I'm analyzing pairwise correlations of time series between two different types of microarrays done for several samples as biological replicates.
So, I have M1 number of variables on type 1 array, M2 number of variable on type 2 array, N samples and T time points. For each sample, I calculate M1 x M2 correlation coefficients (Pearson or Spearman) and p-values using T points. Due to batch effect between samples I cannot average measurements between different samples for each time point.
My question is which statistics to use to find which pairs of M1 and M2 variables have statistically significant correlation consistent between samples? How to apply multi-test correction? Please help.
Best Answer
OK, I have been fighting with a similar problem as well. Here are a few conclusions I have arrived at.
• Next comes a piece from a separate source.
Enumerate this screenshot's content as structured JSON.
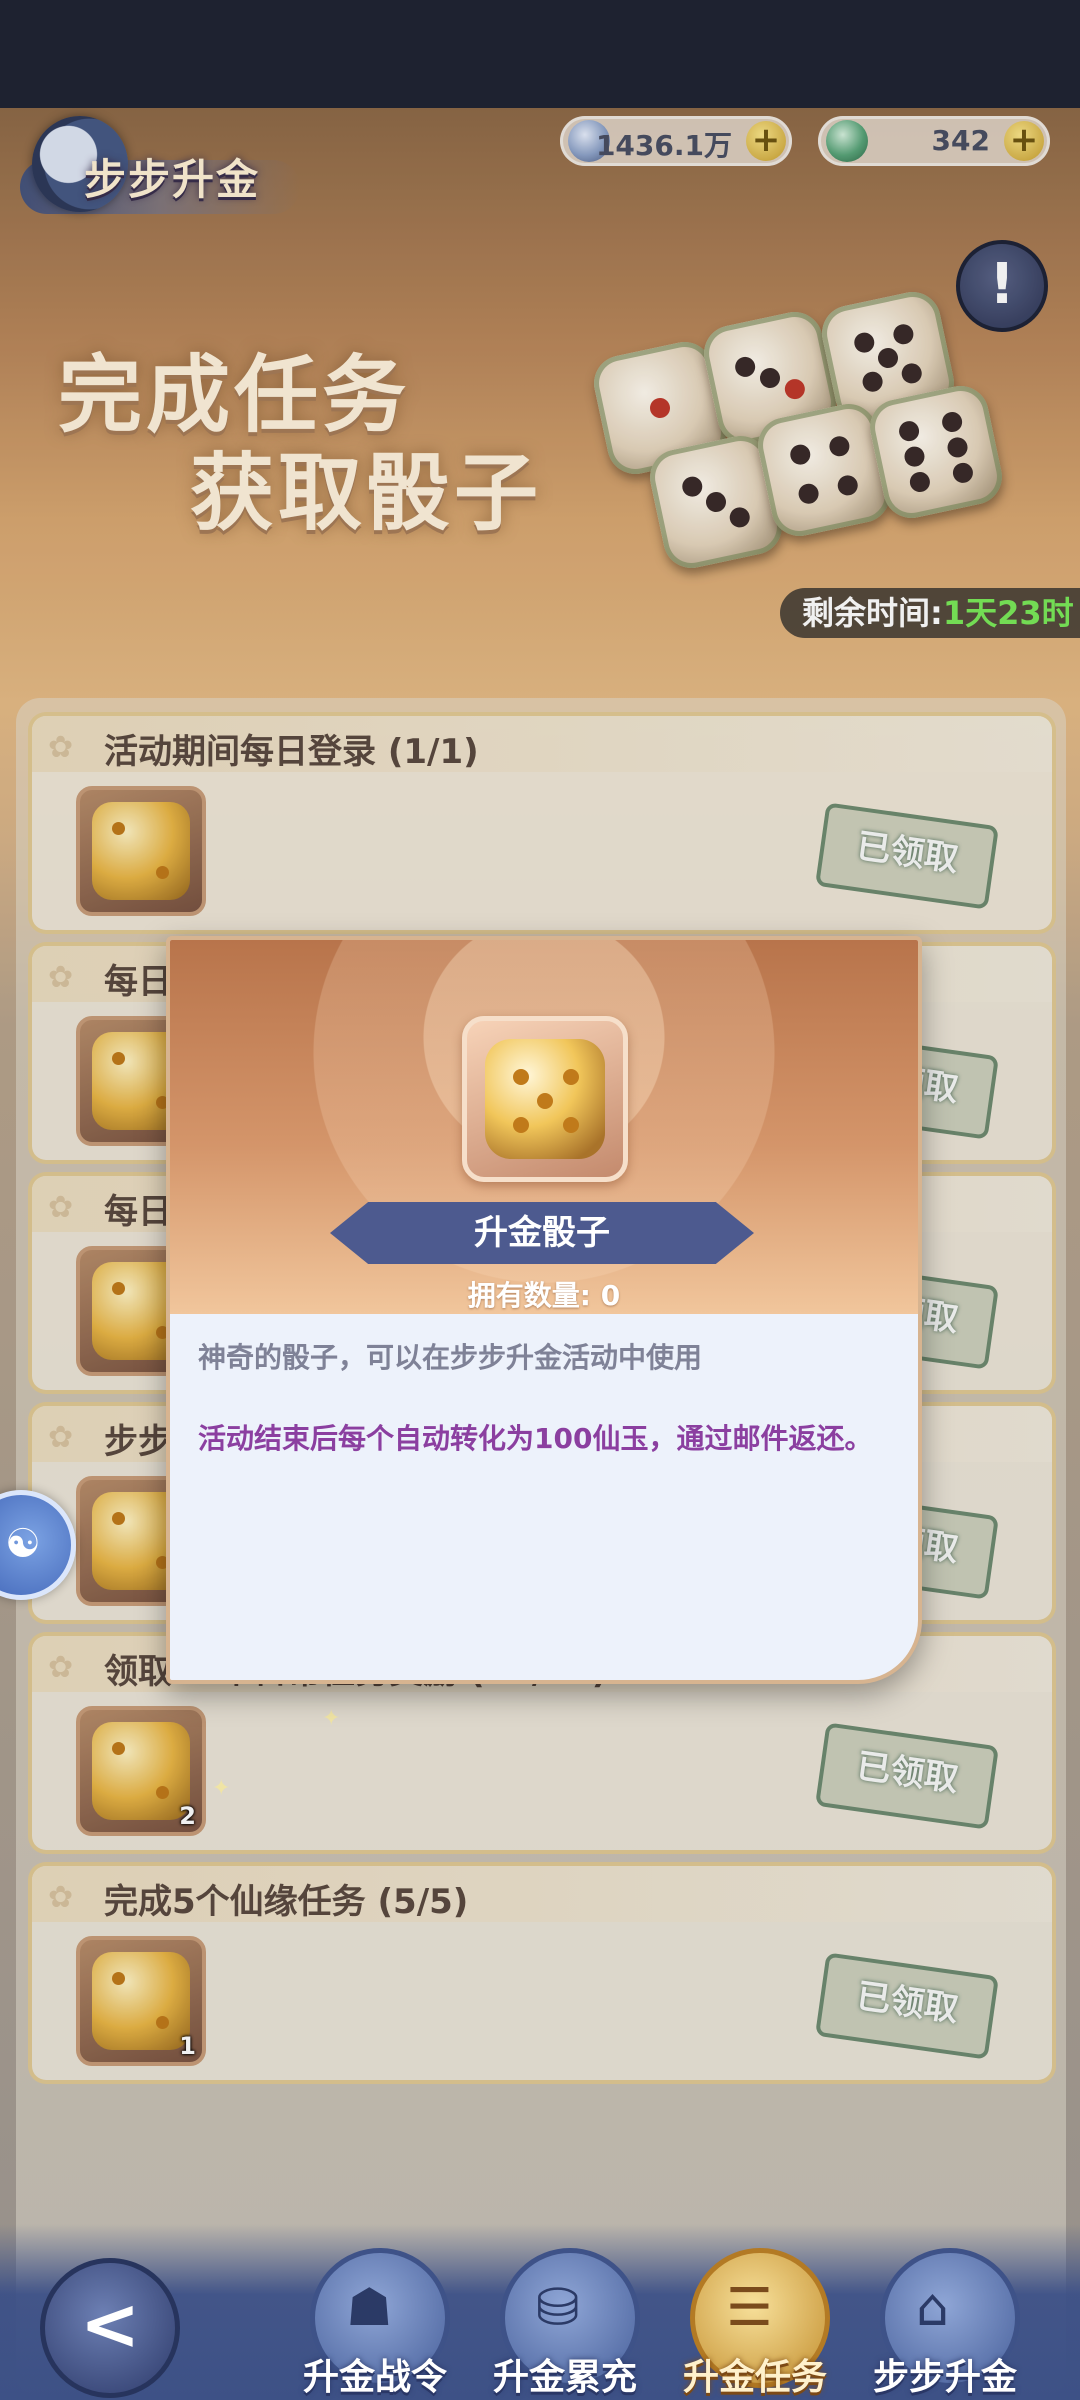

You see, for me the main problem is that if you consider rigorous correction for multiple testing or false discovery rate control, you need to worry about the fact that all these correlations that you test are not independent. You could use Bonferroni correction for multiple testing which does not assume that the p-values corrected are independent, but given the huge number of correlations to calculate that would leave you with just a few meaningful correlations.
I also doubt that in general case the assumptions will be fulfilled. So more or less I decided to quit worrying about assumptions and just try the things that reliably work, in the sense that the postulated links can be validated by separate experiments or at least a validation data set.
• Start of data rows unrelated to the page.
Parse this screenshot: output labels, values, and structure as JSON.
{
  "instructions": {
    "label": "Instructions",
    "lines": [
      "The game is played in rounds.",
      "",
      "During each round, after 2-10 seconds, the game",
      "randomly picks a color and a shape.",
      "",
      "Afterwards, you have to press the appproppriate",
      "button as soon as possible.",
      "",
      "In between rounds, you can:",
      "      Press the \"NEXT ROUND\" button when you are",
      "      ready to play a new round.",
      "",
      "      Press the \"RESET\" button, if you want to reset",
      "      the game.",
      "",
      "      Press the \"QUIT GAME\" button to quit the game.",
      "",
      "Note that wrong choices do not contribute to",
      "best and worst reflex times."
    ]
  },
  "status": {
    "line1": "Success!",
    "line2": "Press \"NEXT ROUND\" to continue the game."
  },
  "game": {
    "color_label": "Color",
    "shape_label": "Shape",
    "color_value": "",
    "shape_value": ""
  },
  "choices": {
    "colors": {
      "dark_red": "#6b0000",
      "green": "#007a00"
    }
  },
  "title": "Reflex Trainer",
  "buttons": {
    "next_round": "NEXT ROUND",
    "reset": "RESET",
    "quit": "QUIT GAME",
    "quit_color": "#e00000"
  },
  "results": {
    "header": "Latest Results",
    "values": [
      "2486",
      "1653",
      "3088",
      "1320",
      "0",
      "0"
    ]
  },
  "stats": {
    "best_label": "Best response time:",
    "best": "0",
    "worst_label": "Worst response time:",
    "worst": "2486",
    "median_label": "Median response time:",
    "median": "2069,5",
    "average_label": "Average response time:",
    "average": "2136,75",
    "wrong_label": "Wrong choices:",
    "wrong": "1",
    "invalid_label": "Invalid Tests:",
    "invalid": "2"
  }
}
So here is what I do. It might be a completely incorrect heuristics and wrong, but (i) I do it in a hypothesis generation mode, so I'm allowed dirty tricks and (ii) it works.
First, if I have enough samples, I create a small (10%) sample set for validation purposes, selected at random.
Next, I rigorously filter the variables (genes or whatever) using interquartile range based filter. I keep a small percentage of variable genes, at least in the first step.
Then I create a random set of correlations, permutating every variable. Based on the permutated data set, I select a threshold correlation coefficient cutting off upper 5% or so of the correlations. I rarely use Pearson correlation coefficient, especially since I often compare data from different types of microarrays or even worse, completely different data types (like proteome with micro-RNA). Recently, I started experimenting with Kendall's tau statistic.
My goal here is to stay as conservative as possible, i.e. rather go for a few clean-cut correlations than many weak correlations. Reducing the number of variables to 10% results in reducing the number of correlation coefficients to calculate to 1%.
Finally, I calculate the correlations for the original data set and keep only these pairs for which the absolute correlation coefficient exceeds the permutation-based threshold.
I use the correlations to cluster the data, and once clusters are firmly established, I enrich them with the genes that have been filtered out in the first step.
Then the real work starts -- going through the clusters to (i) identify biologically interesting clusters (ii) come up with a biological hypothesis that can be tested in the lab. And of course, validation of the clusters using the 10% validation data set.